One of important factors to improve performance of the PEMFCs is to supply a designated amount or more of moisture to a polymer electrolyte membrane or a proton exchange membrane (PEM) of a membrane-electrolyte assembly (MEA) so as to maintain a desired water content. The reason for this is that, when the PEM is dried, power generation efficiency is rapidly decreased. In order to humidify the PEM, 1) a bubbler humidification method in which moisture is supplied by filling a pressure vessel with water and then causing target gas to pass through a diffuser, 2) a direct injection method in which an amount of supply moisture necessary for fuel cell reaction is calculated and then moisture is supplied directly to a gas flow pipe through a solenoid valve, and 3) a humidification membrane method in which moisture is supplied to a gas fluidized bed using a polymeric separation membrane. Thereamong, the humidification membrane method, in which vapor is fed to gas supplied to a polymer electrolyte membrane using a membrane selectively transmitting only vapor included in exhaust gas so as to humidify the polymer electrolyte membrane, is advantageous in that a humidifier may be lightweight and small.
As selectively transmitting membranes used in the humidification membrane method, hollow fiber membranes having a large transmission area per unit volume, if a module is formed, may be used. That is, if a humidifier is manufactured using hollow fiber membranes, high integration of the hollow fiber membranes having a large contact surface area is achieved and a fuel cell may be sufficiently humidified even at a small capacity of the humidifier, a low-cost material may be used, and moisture and heat included in unreacted gas of a high temperature discharged from the fuel cell may be collected and then reused through the humidifier.
However, a conventional hollow fiber membrane module has a short time for which a hot and humid humidifying fluid may directly contact hollow fiber membranes in the module and thereby have limits in raising heat/material transfer efficiency with a cool and dry fluid to be humidified and limits in enhancing humidifying efficiency of a product.

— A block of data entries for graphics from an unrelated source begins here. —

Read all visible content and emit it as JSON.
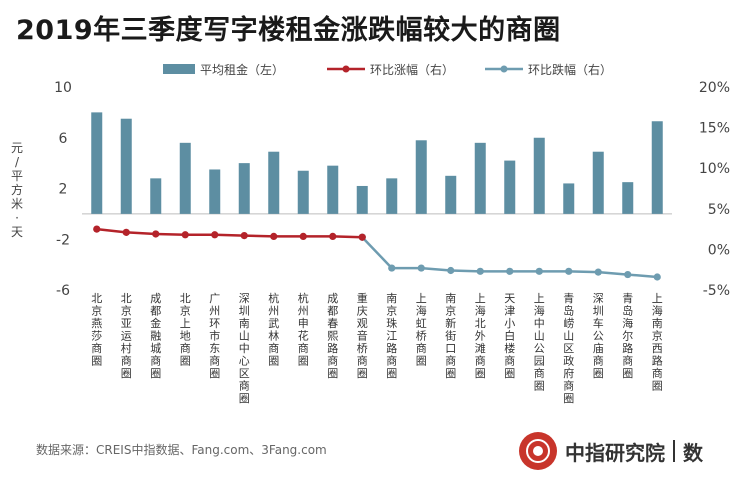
{
  "title": "2019年三季度写字楼租金涨跌幅较大的商圈",
  "source": "数据来源：CREIS中指数据、Fang.com、3Fang.com",
  "brand": {
    "name": "中指研究院",
    "mark": "数"
  },
  "colors": {
    "bar": "#5d8ea2",
    "up": "#b4232a",
    "down": "#6e9cb0"
  },
  "chart_data": {
    "type": "bar+line",
    "categories": [
      "北京燕莎商圈",
      "北京亚运村商圈",
      "成都金融城商圈",
      "北京上地商圈",
      "广州环市东商圈",
      "深圳南山中心区商圈",
      "杭州武林商圈",
      "杭州申花商圈",
      "成都春熙路商圈",
      "重庆观音桥商圈",
      "南京珠江路商圈",
      "上海虹桥商圈",
      "南京新街口商圈",
      "上海北外滩商圈",
      "天津小白楼商圈",
      "上海中山公园商圈",
      "青岛崂山区政府商圈",
      "深圳车公庙商圈",
      "青岛海尔路商圈",
      "上海南京西路商圈"
    ],
    "series": [
      {
        "name": "平均租金（左）",
        "type": "bar",
        "axis": "left",
        "values": [
          8.0,
          7.5,
          2.8,
          5.6,
          3.5,
          4.0,
          4.9,
          3.4,
          3.8,
          2.2,
          2.8,
          5.8,
          3.0,
          5.6,
          4.2,
          6.0,
          2.4,
          4.9,
          2.5,
          7.3
        ]
      },
      {
        "name": "环比涨幅（右）",
        "type": "line",
        "axis": "right",
        "values": [
          2.5,
          2.1,
          1.9,
          1.8,
          1.8,
          1.7,
          1.6,
          1.6,
          1.6,
          1.5,
          null,
          null,
          null,
          null,
          null,
          null,
          null,
          null,
          null,
          null
        ]
      },
      {
        "name": "环比跌幅（右）",
        "type": "line",
        "axis": "right",
        "values": [
          null,
          null,
          null,
          null,
          null,
          null,
          null,
          null,
          null,
          1.5,
          -2.3,
          -2.3,
          -2.6,
          -2.7,
          -2.7,
          -2.7,
          -2.7,
          -2.8,
          -3.1,
          -3.4
        ]
      }
    ],
    "y_left": {
      "label": "元/平方米·天",
      "ticks": [
        "-6",
        "-2",
        "2",
        "6",
        "10"
      ],
      "range": [
        -6,
        10
      ]
    },
    "y_right": {
      "ticks": [
        "-5%",
        "0%",
        "5%",
        "10%",
        "15%",
        "20%"
      ],
      "range": [
        -5,
        20
      ]
    },
    "legend": "top"
  }
}
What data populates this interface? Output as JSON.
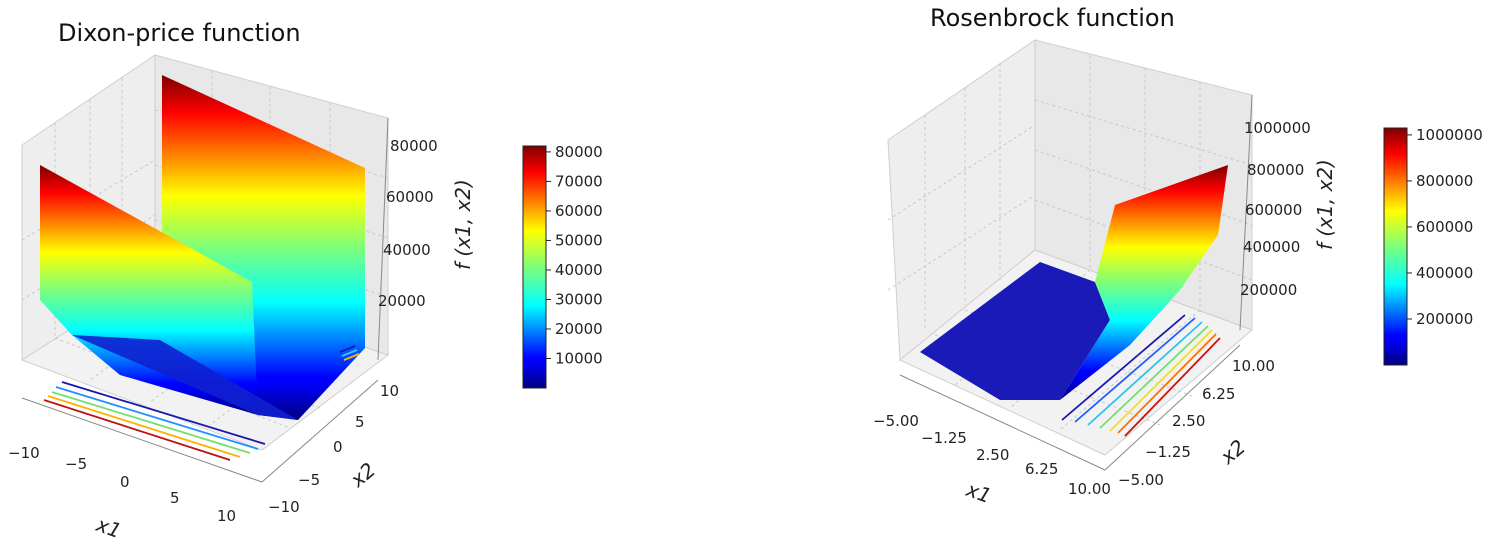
{
  "charts": [
    {
      "title": "Dixon-price function",
      "x_ticks": [
        "−10",
        "−5",
        "0",
        "5",
        "10"
      ],
      "y_ticks": [
        "−10",
        "−5",
        "0",
        "5",
        "10"
      ],
      "z_ticks": [
        "20000",
        "40000",
        "60000",
        "80000"
      ],
      "colorbar_ticks": [
        "10000",
        "20000",
        "30000",
        "40000",
        "50000",
        "60000",
        "70000",
        "80000"
      ],
      "xlabel": "x1",
      "ylabel": "x2",
      "zlabel": "f (x1, x2)"
    },
    {
      "title": "Rosenbrock function",
      "x_ticks": [
        "−5.00",
        "−1.25",
        "2.50",
        "6.25",
        "10.00"
      ],
      "y_ticks": [
        "−5.00",
        "−1.25",
        "2.50",
        "6.25",
        "10.00"
      ],
      "z_ticks": [
        "200000",
        "400000",
        "600000",
        "800000",
        "1000000"
      ],
      "colorbar_ticks": [
        "200000",
        "400000",
        "600000",
        "800000",
        "1000000"
      ],
      "xlabel": "x1",
      "ylabel": "x2",
      "zlabel": "f (x1, x2)"
    }
  ],
  "chart_data": [
    {
      "type": "surface3d",
      "function": "Dixon-price",
      "title": "Dixon-price function",
      "xlim": [
        -10,
        10
      ],
      "ylim": [
        -10,
        10
      ],
      "zlim": [
        0,
        90000
      ],
      "colorbar_range": [
        0,
        82000
      ],
      "colormap": "jet",
      "contour_offset_projection": true
    },
    {
      "type": "surface3d",
      "function": "Rosenbrock",
      "title": "Rosenbrock function",
      "xlim": [
        -5,
        10
      ],
      "ylim": [
        -5,
        10
      ],
      "zlim": [
        0,
        1100000
      ],
      "colorbar_range": [
        0,
        1030000
      ],
      "colormap": "jet",
      "contour_offset_projection": true
    }
  ]
}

Further, in order to increase the capacity of hollow fiber membrane modules, technology in which a hollow fiber membrane bundle is partitioned or unit modules are integrated as cartridges is used. However, if such technology is used, a time taken to manufacture individual modules of the cartridges is long and thus manufacturing costs may be increased and, when the bundle is partitioned, workability in partitioning is lowered and thus quality variation may be increased.